Het zou de laatste serieuze collectieve arbeidsduurvermindering zijn tot op heden. Vanaf de jaren ’80 werd er vooral ingezet op individuele arbeidsduurvermindering. De jaren ’70 werden gekenmerkt door oliecrisissen, het stokken van de economische groei en een stijging van het aantal werklozen. Dit bracht vakbonden en werkgevers ertoe expliciet te onderhandelen over een verdeling van de productiviteitstoename tussen loonsverhoging, vermindering van de arbeidsduur en creatie van jobs of beperking van afdankingen. Er was een nieuw denkpatroon ontstaan – dat van de arbeidsherverdeling – dat verschilde van de logica gebaseerd op een verdeling van de groeiopbrengsten.

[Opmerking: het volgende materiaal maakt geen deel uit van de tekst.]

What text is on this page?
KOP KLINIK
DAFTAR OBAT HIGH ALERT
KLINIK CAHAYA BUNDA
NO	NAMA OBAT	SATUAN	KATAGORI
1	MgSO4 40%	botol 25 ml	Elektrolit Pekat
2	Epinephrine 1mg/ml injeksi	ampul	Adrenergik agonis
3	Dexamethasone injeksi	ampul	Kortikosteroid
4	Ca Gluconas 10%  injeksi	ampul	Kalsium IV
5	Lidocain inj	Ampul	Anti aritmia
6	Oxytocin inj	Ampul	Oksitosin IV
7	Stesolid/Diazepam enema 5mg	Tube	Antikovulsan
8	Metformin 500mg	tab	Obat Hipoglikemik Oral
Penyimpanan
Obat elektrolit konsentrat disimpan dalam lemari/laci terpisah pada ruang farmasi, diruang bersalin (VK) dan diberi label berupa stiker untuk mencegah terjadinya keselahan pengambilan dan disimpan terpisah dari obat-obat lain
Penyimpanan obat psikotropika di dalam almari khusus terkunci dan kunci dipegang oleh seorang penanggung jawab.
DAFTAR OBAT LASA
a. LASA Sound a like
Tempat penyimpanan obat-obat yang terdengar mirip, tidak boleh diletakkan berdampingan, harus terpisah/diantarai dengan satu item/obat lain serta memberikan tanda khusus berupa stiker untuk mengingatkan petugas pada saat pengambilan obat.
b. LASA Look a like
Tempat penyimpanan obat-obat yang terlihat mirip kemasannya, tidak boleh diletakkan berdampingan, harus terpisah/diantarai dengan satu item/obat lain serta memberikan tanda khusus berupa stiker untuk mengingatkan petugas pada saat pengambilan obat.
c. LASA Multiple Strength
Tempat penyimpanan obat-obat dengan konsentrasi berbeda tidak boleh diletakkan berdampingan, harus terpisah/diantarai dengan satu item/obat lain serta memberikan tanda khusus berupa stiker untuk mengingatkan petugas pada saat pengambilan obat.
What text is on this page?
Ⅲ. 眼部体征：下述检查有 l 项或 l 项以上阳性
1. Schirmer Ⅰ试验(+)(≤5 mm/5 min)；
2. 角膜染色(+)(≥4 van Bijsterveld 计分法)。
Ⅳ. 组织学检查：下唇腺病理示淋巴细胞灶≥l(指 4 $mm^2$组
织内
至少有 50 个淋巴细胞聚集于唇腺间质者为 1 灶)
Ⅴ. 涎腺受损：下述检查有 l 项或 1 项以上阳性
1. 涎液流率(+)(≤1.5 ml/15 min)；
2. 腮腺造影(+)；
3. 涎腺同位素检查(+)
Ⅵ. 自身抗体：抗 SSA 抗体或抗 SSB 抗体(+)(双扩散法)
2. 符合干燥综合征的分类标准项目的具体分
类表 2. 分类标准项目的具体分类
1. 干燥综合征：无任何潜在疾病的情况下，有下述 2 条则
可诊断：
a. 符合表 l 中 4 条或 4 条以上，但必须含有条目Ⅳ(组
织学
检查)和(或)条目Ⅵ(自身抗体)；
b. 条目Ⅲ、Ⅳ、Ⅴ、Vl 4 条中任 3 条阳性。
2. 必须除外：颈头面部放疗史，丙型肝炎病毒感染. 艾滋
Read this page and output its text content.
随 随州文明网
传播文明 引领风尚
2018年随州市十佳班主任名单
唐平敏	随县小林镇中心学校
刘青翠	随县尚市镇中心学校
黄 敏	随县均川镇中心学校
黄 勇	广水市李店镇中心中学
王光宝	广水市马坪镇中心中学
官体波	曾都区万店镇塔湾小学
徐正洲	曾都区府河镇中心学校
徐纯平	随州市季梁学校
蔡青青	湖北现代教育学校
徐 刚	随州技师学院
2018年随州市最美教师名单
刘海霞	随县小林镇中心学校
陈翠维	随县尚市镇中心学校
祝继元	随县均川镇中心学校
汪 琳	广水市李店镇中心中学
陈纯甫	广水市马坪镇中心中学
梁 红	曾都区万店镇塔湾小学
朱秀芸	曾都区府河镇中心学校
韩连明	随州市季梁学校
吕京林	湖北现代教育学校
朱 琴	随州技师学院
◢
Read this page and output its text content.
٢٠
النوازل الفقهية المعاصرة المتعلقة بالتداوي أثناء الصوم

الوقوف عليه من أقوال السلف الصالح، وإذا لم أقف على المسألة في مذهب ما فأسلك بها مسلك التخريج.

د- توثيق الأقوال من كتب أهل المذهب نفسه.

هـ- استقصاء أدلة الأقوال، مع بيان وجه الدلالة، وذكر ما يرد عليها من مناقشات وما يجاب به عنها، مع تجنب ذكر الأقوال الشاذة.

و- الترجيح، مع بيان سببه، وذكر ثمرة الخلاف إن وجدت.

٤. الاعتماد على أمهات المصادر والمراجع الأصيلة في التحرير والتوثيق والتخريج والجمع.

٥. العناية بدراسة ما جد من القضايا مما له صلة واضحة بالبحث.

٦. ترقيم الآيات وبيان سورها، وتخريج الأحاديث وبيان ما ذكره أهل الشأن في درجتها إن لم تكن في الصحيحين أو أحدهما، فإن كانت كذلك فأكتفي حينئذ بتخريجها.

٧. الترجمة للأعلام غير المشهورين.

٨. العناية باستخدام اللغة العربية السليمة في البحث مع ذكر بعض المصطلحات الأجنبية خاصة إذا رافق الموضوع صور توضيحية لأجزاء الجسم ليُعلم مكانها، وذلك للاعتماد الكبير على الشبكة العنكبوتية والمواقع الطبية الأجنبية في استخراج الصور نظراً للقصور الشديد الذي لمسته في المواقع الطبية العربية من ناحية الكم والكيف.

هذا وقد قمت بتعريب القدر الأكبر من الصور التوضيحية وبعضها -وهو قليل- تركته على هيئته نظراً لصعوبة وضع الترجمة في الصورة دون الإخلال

Dit leidde tot maatregelen die meer gericht waren op flexibiliteit en arbeidstijdherschikking, zoals het brugpensioen, het experiment ‘Hansenne 5-3-3’ (1983), de annualisering van de arbeidstijd (1985), de stelsels voor loopbaanonderbreking, voor halftijds brugpensioen, ter bevordering van deeltijdse arbeid, ... Van toen af werd er steeds meer ingezet op een individuele vermindering en flexibilisering van de arbeidstijd. Dit zien we later weerspiegeld in het succes van tijdskrediet en thematische verloven. In 2003 kennen we wel nog een collectieve arbeidsduurvermindering naar 38 uur. Maar dit was vooral een formalisering van de realiteit die al in vele bedrijven bestond.

Recent klinkt de eis voor collectieve arbeidsduurvermindering weer luider.

Recent klinkt de eis voor collectieve arbeidsduurvermindering weer luider. Vanuit verschillende invalshoeken: om evenwichtiger werk en privé te combineren, om de stijgende burn-outs aan te pakken, om betaalde arbeid te herverdelen, …

Mogelijks zorgt de digitalisering en robotisering wel voor de nodige vonk die het vuur van de collectieve arbeidsduurvermindering doet aanwakkeren.

Bronnen:
BREPOELS, Wat zoudt gij zonder ’t werkvolk zijn?, Leuven, 2015, passim; P. De VOS, De historische evolutie van de arbeidsduur in België, in: Brood en Rozen,oktober 1997, nr. 3, pp. 7-37; J. MAES en K. VAN RIE, De Werkdag. De geschiedenis van de strijd voor arbeidsduurvermindering, Antwerpen, 1985.